U.S. Supreme Court Justices Neil Gorsuch and Clarence Thomas joined together on Monday to issue a written opinion disputing the view that the “Territories Clause” of the U.S. Constitution provides Congress with “plenary power” over residents of U.S. territories.
The opinion was issued in dissent to the Supreme Court’s decision not to review Veneno v. United States, in which the defendant, Quentin Veneno, Jr., challenged the Court’s 1886 decision in United States v. Kagama and “the constitutional authority [of Congress] to criminalize the conduct of Indians on Indian land.”
Justices Gorsuch and Thomas would have granted review to consider whether “the federal government enjoys ‘plenary power’ over the internal affairs of Native American Tribes.”
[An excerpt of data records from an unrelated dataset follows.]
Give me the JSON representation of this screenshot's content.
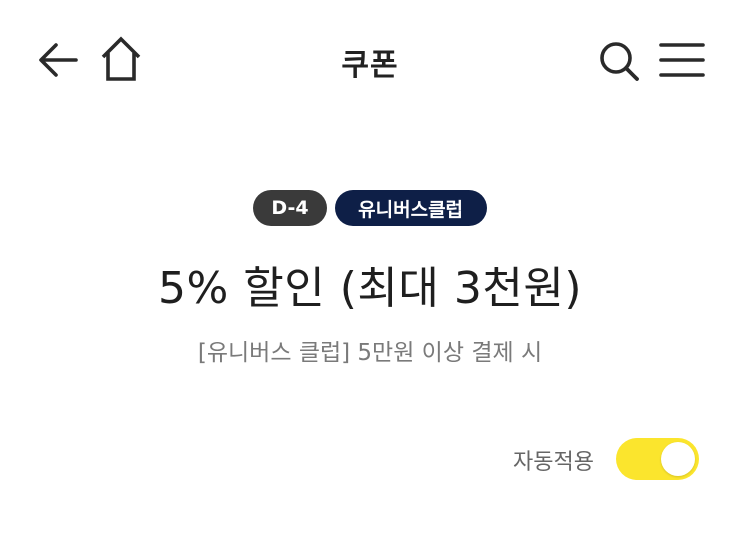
{
  "header": {
    "title": "쿠폰",
    "icons": {
      "back": "back-arrow-icon",
      "home": "home-icon",
      "search": "search-icon",
      "menu": "menu-icon"
    }
  },
  "coupon": {
    "badges": {
      "dday": "D-4",
      "club": "유니버스클럽"
    },
    "title": "5% 할인 (최대 3천원)",
    "description": "[유니버스 클럽] 5만원 이상 결제 시"
  },
  "auto_apply": {
    "label": "자동적용",
    "enabled": true
  },
  "colors": {
    "toggle_on": "#fbe52d",
    "badge_dday": "#3a3a3a",
    "badge_club": "#0e1f47"
  }
}
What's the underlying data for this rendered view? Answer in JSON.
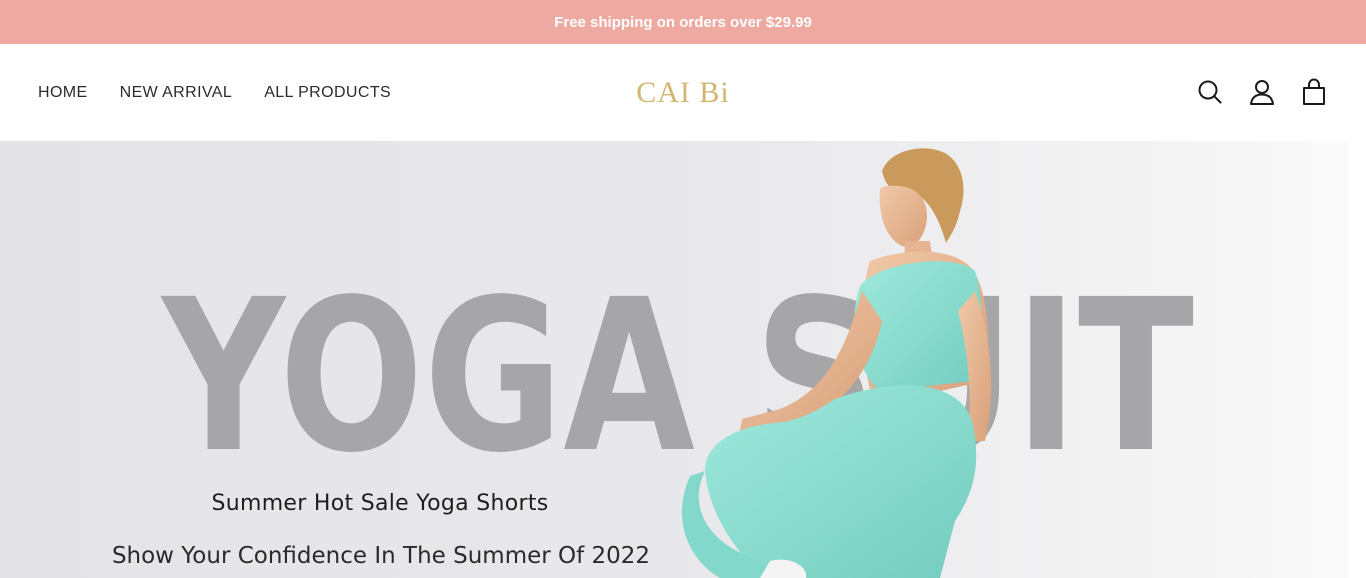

Attorney Neil Weare, co-director of Right to Democracy — an organization which works to advance democracy, equity, and self-determination in U.S. territories— said, “The idea that Congress has unrestricted plenary power over U.S. territories is not grounded in the text or history of the U.S. Constitution. But until now the federal government’s reliance on this near-unlimited power has never been questioned by any federal judge, much less a Supreme Court Justice. It is significant to have two Justices now calling into question this unrestrained congressional authority over people in U.S. territories.”
Monday’s opinion critiqued the idea that the Territories Clause might serve as a basis for Congress to criminalize the conduct of Indians on tribal land, stating that “[The Territories Clause” affords Congress only the power to make ‘needful Rules and Regulations’ for ‘Territor[ies] … belonging to the United States.” It then concluded that “[the Territories] Clause, rightly understood,” did not “endow the federal government with plenary power even within the Territories themselves.”
Dr. Adi Martinez Román, co-director of Right to Democracy, said, “People across all five U.S. territories have consistently rejected the exercise of undemocratic, unchecked power over our communities by the federal government. The repudiation of this plenary power by these two conservative Justices is timely as we approach the 250th anniversary of the Declaration of Independence and consider what ‘consent of the governed’ means for people in U.S. territories who have been denied self-determination for over 125 years.”
Weare added, “As concerns about authoritarian rule grow across the United States, these cautionary words about the breathtakingly expansive scope of congressional power over tribal communities and people in U.S. territories deserves more attention.”
Right to Democracy will be convening a panel of legal experts to discuss these important developments later this month.